Abstinence-only-until-marriage groups seem unsure of his record as well. According to the Abstinence Clearinghouse Update from December 13, "Leavitt appears to have a mixed record on abortion and abstinence education. He claims to be pro-life (and has signed some pro-life bills), but has repeatedly upset pro-life activists for some of his decisions. Likewise, he claims to be pro-abstinence education but has upset abstinence advocates for vetoing an abstinence education bill and his administration appears to have misspent federal abstinence funding on basketball games."8

Leavitt was born in Cedar City, Utah in 1951. He graduated with a bachelor's degree in economics and business from Southern Utah University. Prior to becoming governor, he served as the president and CEO of the Leavitt Group, a regional insurance firm, which established itself as the one of the top insurance brokers in America. He is married and has five children.
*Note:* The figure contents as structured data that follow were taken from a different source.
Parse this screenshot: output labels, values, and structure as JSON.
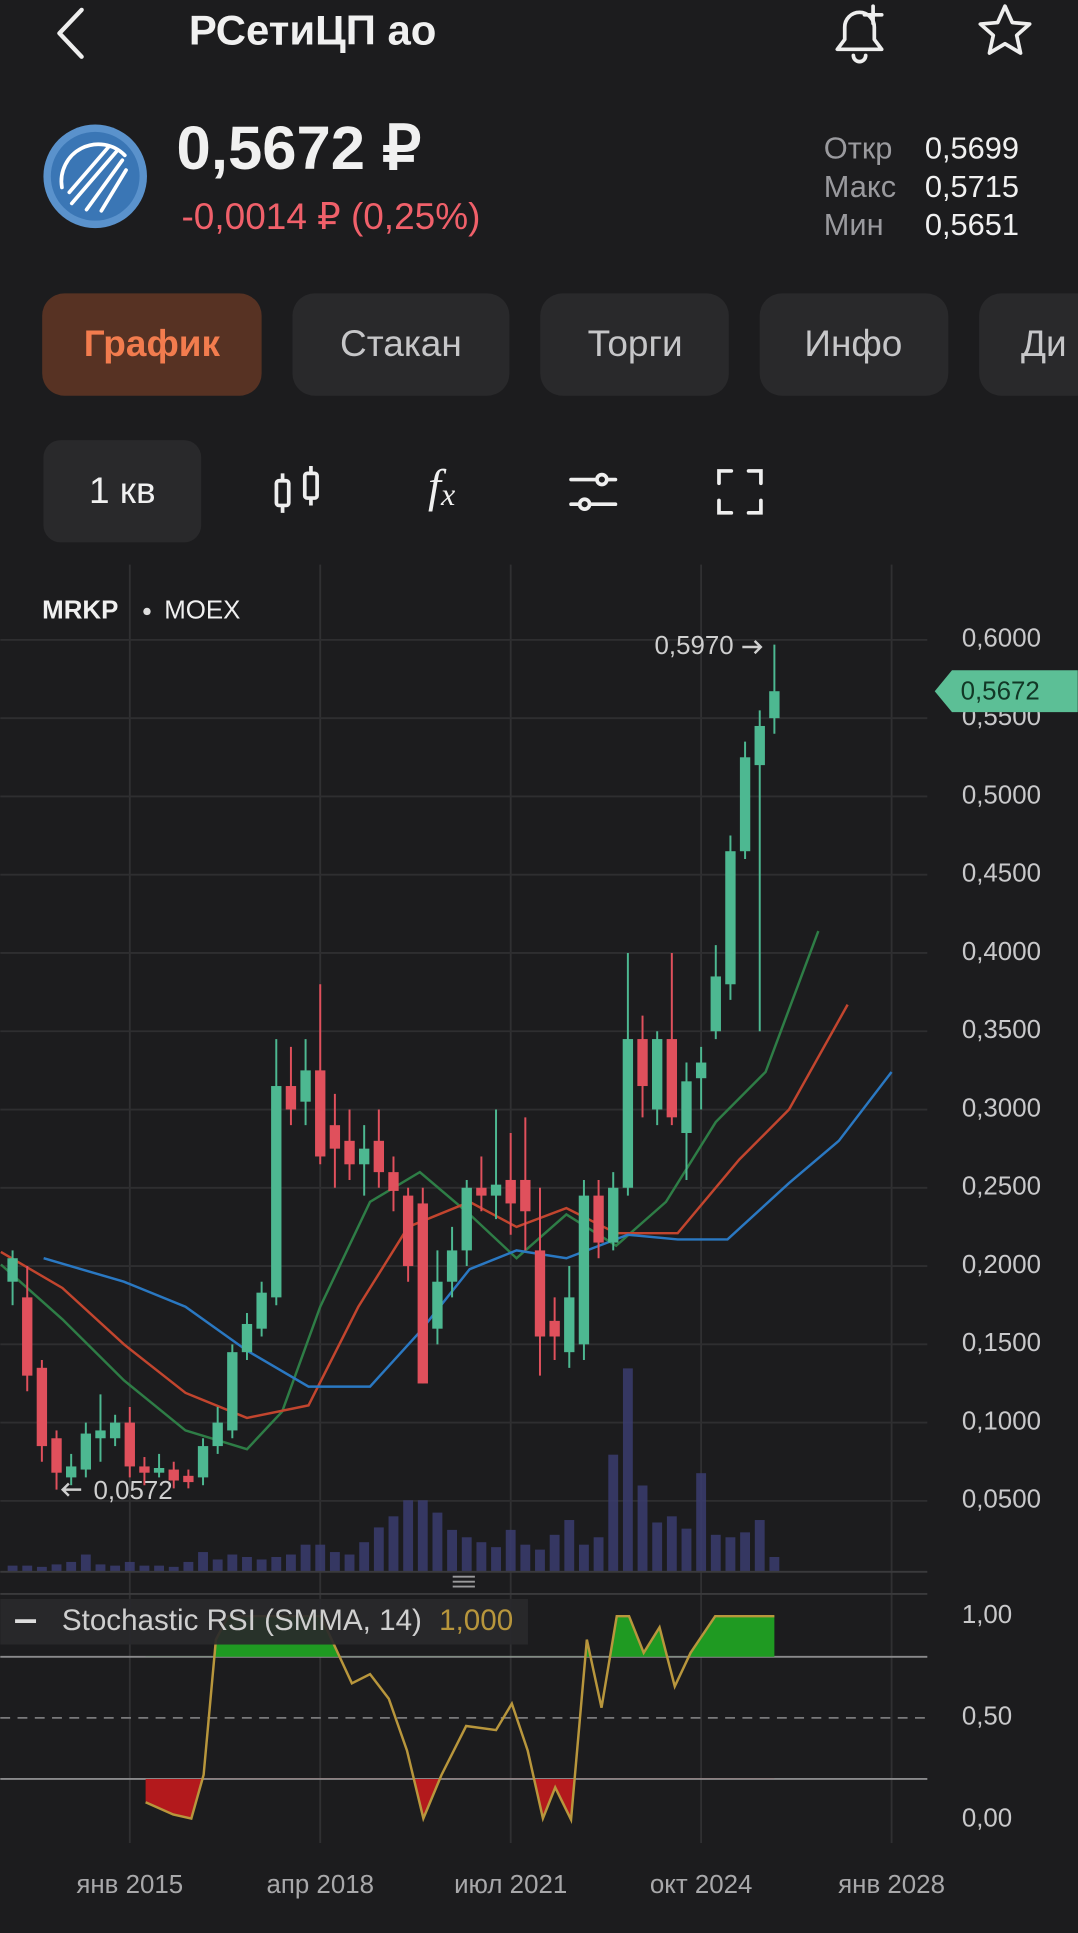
{
  "header": {
    "title": "РСетиЦП ао"
  },
  "quote": {
    "price": "0,5672 ₽",
    "change": "-0,0014 ₽ (0,25%)",
    "stats": [
      {
        "label": "Откр",
        "value": "0,5699"
      },
      {
        "label": "Макс",
        "value": "0,5715"
      },
      {
        "label": "Мин",
        "value": "0,5651"
      }
    ]
  },
  "tabs": [
    "График",
    "Стакан",
    "Торги",
    "Инфо",
    "Ди"
  ],
  "toolbar": {
    "period": "1 кв",
    "formula_icon": [
      "f",
      "x"
    ]
  },
  "chart_data": [
    {
      "type": "candlestick",
      "symbol": "MRKP",
      "exchange": "MOEX",
      "x": [
        2013,
        2013.25,
        2013.5,
        2013.75,
        2014,
        2014.25,
        2014.5,
        2014.75,
        2015,
        2015.25,
        2015.5,
        2015.75,
        2016,
        2016.25,
        2016.5,
        2016.75,
        2017,
        2017.25,
        2017.5,
        2017.75,
        2018,
        2018.25,
        2018.5,
        2018.75,
        2019,
        2019.25,
        2019.5,
        2019.75,
        2020,
        2020.25,
        2020.5,
        2020.75,
        2021,
        2021.25,
        2021.5,
        2021.75,
        2022,
        2022.25,
        2022.5,
        2022.75,
        2023,
        2023.25,
        2023.5,
        2023.75,
        2024,
        2024.25,
        2024.5,
        2024.75,
        2025,
        2025.25,
        2025.5,
        2025.75,
        2026
      ],
      "open": [
        0.19,
        0.18,
        0.135,
        0.09,
        0.065,
        0.07,
        0.09,
        0.09,
        0.1,
        0.072,
        0.068,
        0.07,
        0.066,
        0.065,
        0.085,
        0.095,
        0.145,
        0.16,
        0.18,
        0.315,
        0.305,
        0.325,
        0.29,
        0.28,
        0.265,
        0.28,
        0.26,
        0.245,
        0.24,
        0.16,
        0.19,
        0.21,
        0.25,
        0.245,
        0.255,
        0.255,
        0.21,
        0.165,
        0.145,
        0.15,
        0.245,
        0.215,
        0.25,
        0.345,
        0.3,
        0.345,
        0.285,
        0.32,
        0.35,
        0.38,
        0.465,
        0.52,
        0.55
      ],
      "high": [
        0.21,
        0.2,
        0.14,
        0.095,
        0.08,
        0.1,
        0.118,
        0.105,
        0.11,
        0.078,
        0.08,
        0.075,
        0.07,
        0.09,
        0.11,
        0.15,
        0.17,
        0.19,
        0.345,
        0.34,
        0.345,
        0.38,
        0.31,
        0.3,
        0.29,
        0.3,
        0.27,
        0.25,
        0.25,
        0.21,
        0.225,
        0.255,
        0.27,
        0.3,
        0.285,
        0.295,
        0.25,
        0.18,
        0.2,
        0.255,
        0.255,
        0.26,
        0.4,
        0.36,
        0.35,
        0.4,
        0.33,
        0.34,
        0.405,
        0.475,
        0.535,
        0.555,
        0.597
      ],
      "low": [
        0.175,
        0.12,
        0.075,
        0.0572,
        0.06,
        0.065,
        0.075,
        0.085,
        0.065,
        0.06,
        0.065,
        0.058,
        0.058,
        0.06,
        0.08,
        0.09,
        0.14,
        0.155,
        0.175,
        0.29,
        0.29,
        0.265,
        0.25,
        0.255,
        0.245,
        0.25,
        0.235,
        0.19,
        0.125,
        0.15,
        0.18,
        0.2,
        0.235,
        0.23,
        0.22,
        0.21,
        0.13,
        0.14,
        0.135,
        0.14,
        0.205,
        0.21,
        0.245,
        0.295,
        0.29,
        0.29,
        0.255,
        0.3,
        0.345,
        0.37,
        0.46,
        0.35,
        0.54
      ],
      "close": [
        0.205,
        0.13,
        0.085,
        0.068,
        0.072,
        0.093,
        0.095,
        0.1,
        0.072,
        0.068,
        0.071,
        0.063,
        0.062,
        0.085,
        0.1,
        0.145,
        0.163,
        0.183,
        0.315,
        0.3,
        0.325,
        0.27,
        0.275,
        0.265,
        0.275,
        0.26,
        0.248,
        0.2,
        0.125,
        0.19,
        0.21,
        0.25,
        0.245,
        0.252,
        0.24,
        0.235,
        0.155,
        0.155,
        0.18,
        0.245,
        0.215,
        0.25,
        0.345,
        0.315,
        0.345,
        0.295,
        0.318,
        0.33,
        0.385,
        0.465,
        0.525,
        0.545,
        0.5672
      ],
      "volume": [
        5,
        5,
        4,
        6,
        8,
        14,
        6,
        5,
        8,
        5,
        5,
        4,
        8,
        16,
        10,
        14,
        12,
        10,
        12,
        14,
        22,
        22,
        16,
        14,
        24,
        36,
        45,
        58,
        58,
        48,
        34,
        28,
        24,
        20,
        34,
        22,
        18,
        30,
        42,
        22,
        28,
        95,
        165,
        70,
        40,
        45,
        35,
        80,
        30,
        28,
        32,
        42,
        12
      ],
      "volume_lim": [
        0,
        200
      ],
      "volume_color": "#3a3c6e",
      "up_color": "#4db891",
      "down_color": "#e0505c",
      "series": [
        {
          "color": "#2e7d46",
          "x": [
            2012.8,
            2013.85,
            2014.9,
            2015.95,
            2017.0,
            2017.6,
            2018.25,
            2019.1,
            2019.95,
            2020.8,
            2021.6,
            2022.45,
            2023.3,
            2024.15,
            2025.0,
            2025.85,
            2026.75
          ],
          "values": [
            0.201,
            0.166,
            0.127,
            0.095,
            0.083,
            0.107,
            0.174,
            0.241,
            0.26,
            0.233,
            0.205,
            0.233,
            0.213,
            0.241,
            0.292,
            0.324,
            0.414
          ]
        },
        {
          "color": "#c2452e",
          "x": [
            2012.8,
            2013.85,
            2014.9,
            2015.95,
            2017.0,
            2018.05,
            2018.9,
            2019.75,
            2020.8,
            2021.6,
            2022.45,
            2023.3,
            2024.35,
            2025.4,
            2026.25,
            2027.25
          ],
          "values": [
            0.209,
            0.186,
            0.15,
            0.119,
            0.103,
            0.111,
            0.174,
            0.225,
            0.241,
            0.225,
            0.237,
            0.221,
            0.221,
            0.268,
            0.3,
            0.367
          ]
        },
        {
          "color": "#2a78c2",
          "x": [
            2013.53,
            2014.9,
            2015.95,
            2017.0,
            2018.05,
            2019.1,
            2019.95,
            2020.8,
            2021.6,
            2022.45,
            2023.5,
            2024.35,
            2025.2,
            2026.25,
            2027.1,
            2028.0
          ],
          "values": [
            0.205,
            0.19,
            0.174,
            0.146,
            0.123,
            0.123,
            0.158,
            0.198,
            0.21,
            0.205,
            0.22,
            0.217,
            0.217,
            0.253,
            0.28,
            0.324
          ]
        }
      ],
      "high_label": {
        "value": 0.597,
        "label": "0,5970"
      },
      "low_label": {
        "value": 0.0572,
        "label": "0,0572"
      },
      "last": {
        "value": 0.5672,
        "label": "0,5672",
        "color": "#5cbf96"
      },
      "xlim": [
        2012.79,
        2028.61
      ],
      "ylim": [
        0.0047,
        0.6465
      ],
      "yticks": [
        {
          "value": 0.05,
          "label": "0,0500"
        },
        {
          "value": 0.1,
          "label": "0,1000"
        },
        {
          "value": 0.15,
          "label": "0,1500"
        },
        {
          "value": 0.2,
          "label": "0,2000"
        },
        {
          "value": 0.25,
          "label": "0,2500"
        },
        {
          "value": 0.3,
          "label": "0,3000"
        },
        {
          "value": 0.35,
          "label": "0,3500"
        },
        {
          "value": 0.4,
          "label": "0,4000"
        },
        {
          "value": 0.45,
          "label": "0,4500"
        },
        {
          "value": 0.5,
          "label": "0,5000"
        },
        {
          "value": 0.55,
          "label": "0,5500"
        },
        {
          "value": 0.6,
          "label": "0,6000"
        }
      ],
      "grid": true
    },
    {
      "type": "line",
      "title": "Stochastic RSI (SMMA, 14)",
      "last_value_label": "1,000",
      "color": "#b8963c",
      "x": [
        2015.27,
        2015.74,
        2016.05,
        2016.26,
        2016.47,
        2016.68,
        2018.26,
        2018.79,
        2019.1,
        2019.42,
        2019.73,
        2020.01,
        2020.32,
        2020.74,
        2021.25,
        2021.52,
        2021.79,
        2022.05,
        2022.26,
        2022.53,
        2022.8,
        2023.05,
        2023.31,
        2023.52,
        2023.77,
        2024.04,
        2024.3,
        2024.57,
        2024.99,
        2026.0
      ],
      "values": [
        0.085,
        0.025,
        0.005,
        0.22,
        0.885,
        1,
        1,
        0.67,
        0.715,
        0.594,
        0.34,
        0.006,
        0.22,
        0.46,
        0.44,
        0.57,
        0.34,
        0.006,
        0.158,
        0,
        0.885,
        0.55,
        1,
        1,
        0.82,
        0.945,
        0.655,
        0.82,
        1,
        1
      ],
      "bands": [
        0.2,
        0.8
      ],
      "midline": 0.5,
      "overbought_color": "#1f9a22",
      "oversold_color": "#b3191c",
      "xlim": [
        2012.79,
        2028.61
      ],
      "ylim": [
        -0.12,
        1.1
      ],
      "yticks": [
        {
          "value": 0,
          "label": "0,00"
        },
        {
          "value": 0.5,
          "label": "0,50"
        },
        {
          "value": 1,
          "label": "1,00"
        }
      ],
      "xticks": [
        {
          "value": 2015,
          "label": "янв 2015"
        },
        {
          "value": 2018.25,
          "label": "апр 2018"
        },
        {
          "value": 2021.5,
          "label": "июл 2021"
        },
        {
          "value": 2024.75,
          "label": "окт 2024"
        },
        {
          "value": 2028,
          "label": "янв 2028"
        }
      ]
    }
  ]
}
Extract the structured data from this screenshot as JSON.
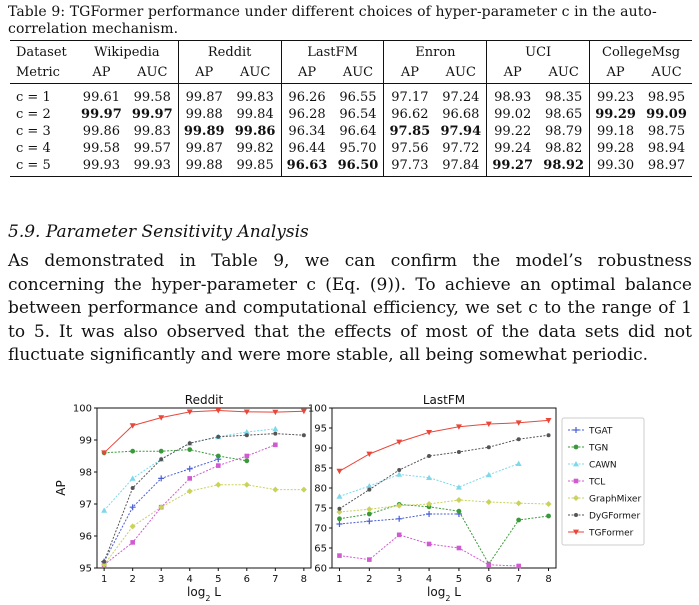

It is expected that he will be confirmed without controversy. He was confirmed for his position at the EPA one year ago by a vote of 88 to eight, and the Senate, with an even stronger Republican majority today, seems poised to accept his nomination.

"If confirmed, Leavitt will be influential in determining the status of abstinence-only-until-marriage programs during the next four years, and we are at best skeptical about the role he will play," William Smith, SIECUS' Vice President of Policy said.

References

  1. White House Transcript, "President Bush Nominates Mike Leavitt as Secretary of HHS," 13 December 2004.
  2. Ibid.
  3. David Stout, "Bush Picks E.P.A. Chief to Take Over Health Cabinet Post," New York Times, 13 December 2004, accessed online on 13 December 2004.
  4. Associated Press, "Governor Vetoes Abstinence-Only Bill," Associated Press, 19 March 2000.
  5. Ibid.
  6. Judy Fahys, "Leavitt Vetoes Sex-Ed Bill, OKs Utility-Regulation Overhaul," The Salt Lake Tribune (Utah), 19 March 2000, A1.
  7. "HHS Secretary Nominee Opposes Abortion Rights," Ms. Magazine Feminist Wire Daily Newsbriefs, 15 December 2004, accessed online 22 December 2004.
  8. Abstinence Clearinghouse Email Update, "Next HHS Secretary," 13 December 2004.